Preaching is fundamentally an eschatological practice. It is declaring the new life that Jesus has opened for us. Jesus' living proclamation, both before and after his death, is an invitation to come into God's kingdom—an invitation that demands repentance. The preacher speaks again that same message (living even his ministry in Christ), summoning all who hear, the in-group, the visitors, the passers-by, to live in the world as it truly is and will be, to live as if God reigns. While the preacher acknowledges and mourns the distance between then and now, but also admits that this very distance is only a shadow, a lie. For we have the down-payment of all things made new dwelling in our hearts, the Spirit. The preacher summons all people, especially the church, to live more congruently in a world where we do not need to look out for our own interests because God cares for us moreso than he does the sparrow, to live in a place where all wrongs against us are already forgiven in Christ, to live in a place where we know our true worth as humans and God's true worth as the ground of all Being.

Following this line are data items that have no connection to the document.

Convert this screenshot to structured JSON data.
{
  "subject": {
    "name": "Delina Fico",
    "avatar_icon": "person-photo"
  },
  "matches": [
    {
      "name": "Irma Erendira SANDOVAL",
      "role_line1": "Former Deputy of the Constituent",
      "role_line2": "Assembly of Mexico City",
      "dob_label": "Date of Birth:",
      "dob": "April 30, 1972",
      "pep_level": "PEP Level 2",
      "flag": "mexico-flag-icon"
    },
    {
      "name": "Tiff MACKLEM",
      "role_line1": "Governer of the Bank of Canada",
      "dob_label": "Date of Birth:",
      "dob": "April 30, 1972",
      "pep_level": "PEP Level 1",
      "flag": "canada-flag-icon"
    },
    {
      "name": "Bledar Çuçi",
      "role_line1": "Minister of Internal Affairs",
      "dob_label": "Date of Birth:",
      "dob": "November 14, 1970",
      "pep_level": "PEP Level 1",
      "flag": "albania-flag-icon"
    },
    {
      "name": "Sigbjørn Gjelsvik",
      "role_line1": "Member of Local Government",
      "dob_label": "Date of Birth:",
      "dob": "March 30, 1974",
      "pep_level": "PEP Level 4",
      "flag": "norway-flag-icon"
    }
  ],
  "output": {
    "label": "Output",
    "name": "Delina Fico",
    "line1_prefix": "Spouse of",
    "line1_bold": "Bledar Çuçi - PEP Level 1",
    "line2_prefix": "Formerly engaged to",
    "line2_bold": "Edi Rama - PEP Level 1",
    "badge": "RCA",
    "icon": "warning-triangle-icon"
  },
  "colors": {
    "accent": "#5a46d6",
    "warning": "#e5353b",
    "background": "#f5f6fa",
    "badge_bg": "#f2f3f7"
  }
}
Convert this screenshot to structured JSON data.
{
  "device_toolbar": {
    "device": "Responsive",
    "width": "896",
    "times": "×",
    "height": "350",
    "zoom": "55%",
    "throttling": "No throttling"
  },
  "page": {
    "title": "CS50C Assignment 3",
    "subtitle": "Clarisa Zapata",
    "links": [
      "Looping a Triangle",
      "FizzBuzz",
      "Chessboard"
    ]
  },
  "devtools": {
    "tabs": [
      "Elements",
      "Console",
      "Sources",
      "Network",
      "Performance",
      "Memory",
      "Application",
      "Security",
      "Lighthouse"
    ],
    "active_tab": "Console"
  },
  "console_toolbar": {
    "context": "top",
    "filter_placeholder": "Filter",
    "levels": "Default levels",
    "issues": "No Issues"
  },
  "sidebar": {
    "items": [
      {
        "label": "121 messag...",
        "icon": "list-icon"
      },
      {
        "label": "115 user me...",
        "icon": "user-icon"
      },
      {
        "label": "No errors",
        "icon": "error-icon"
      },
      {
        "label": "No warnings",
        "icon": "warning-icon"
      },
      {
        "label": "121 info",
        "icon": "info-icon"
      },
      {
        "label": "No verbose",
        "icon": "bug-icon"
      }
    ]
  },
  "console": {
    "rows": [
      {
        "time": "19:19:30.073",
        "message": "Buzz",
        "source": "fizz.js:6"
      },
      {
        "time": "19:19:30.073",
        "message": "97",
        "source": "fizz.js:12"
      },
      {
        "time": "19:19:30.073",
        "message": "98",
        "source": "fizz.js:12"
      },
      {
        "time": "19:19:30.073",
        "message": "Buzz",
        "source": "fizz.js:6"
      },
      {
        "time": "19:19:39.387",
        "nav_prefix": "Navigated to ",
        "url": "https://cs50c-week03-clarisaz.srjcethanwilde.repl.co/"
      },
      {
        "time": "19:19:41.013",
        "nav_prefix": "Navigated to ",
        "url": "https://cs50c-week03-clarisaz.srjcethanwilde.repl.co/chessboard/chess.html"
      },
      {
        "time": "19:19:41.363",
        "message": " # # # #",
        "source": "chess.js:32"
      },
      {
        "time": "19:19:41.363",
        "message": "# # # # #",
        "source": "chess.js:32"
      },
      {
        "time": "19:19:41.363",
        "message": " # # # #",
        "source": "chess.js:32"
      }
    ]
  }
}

Preaching is a charismata in the same way that prophecy is a grace-gift from the Spirit. As such we can never presume that we are sufficient in ourselves or that we know how to speak properly or that we know what God wants to say through us. The preacher is in a place of complete insufficiency in himself and complete capability in the Spirit just as he approaches his community both with all the authority of God's messenger and in all service and submission to his community. The Spirit is concerned with the building up of Christ's body, and he will use the preacher as he wills (nevertheless, the spirit of the preacher is subject to the preacher). The Spirit uses the preacher to purify the community, to make it now what it is already, the pure and spotless bride of the Lamb.

This pneumatological character of preaching drives us to reflect further on the non-institutional role of the preacher. The preacher may very well be an elder, oversee, deacon, pastor, trustee, etc., but his status as the preaching gift to the community from the Spirit is not predicated nor authorized by his institutional role. Rather, he is what he is by the power and authority of the Spirit, serving those God has called into the new life stemming from Jesus' life, death, and resurrection.


Bibliography
Hall, Stuart G. Doctrine and Practice in the Early Church. Grand Rapids, MI: William B. Eerdmans Publishing Company, 1991.
Kelly, J.N.D. Early Christian Donctrines. SanFrancisco, CA: Harper SanFrancisco, 1978.
Milavec, Aaron, ed. The Didache: Faith, Hope, & Life of the Earliest Christian Communities, 50-70 C.E. Mahwah, NJ: The Newman Press, 2003.
Patzia, Arthur. The Emergence of the Church: Context, Growth, Leadership & Worship . Downers Grove, IL: InterVarsity Press, 2001.
Volz, Carl A. Faith and Practice in the Early Church: Foundations for Contemporary Theology. Minneapolis, MN: Augsburg Publishing House, 1983.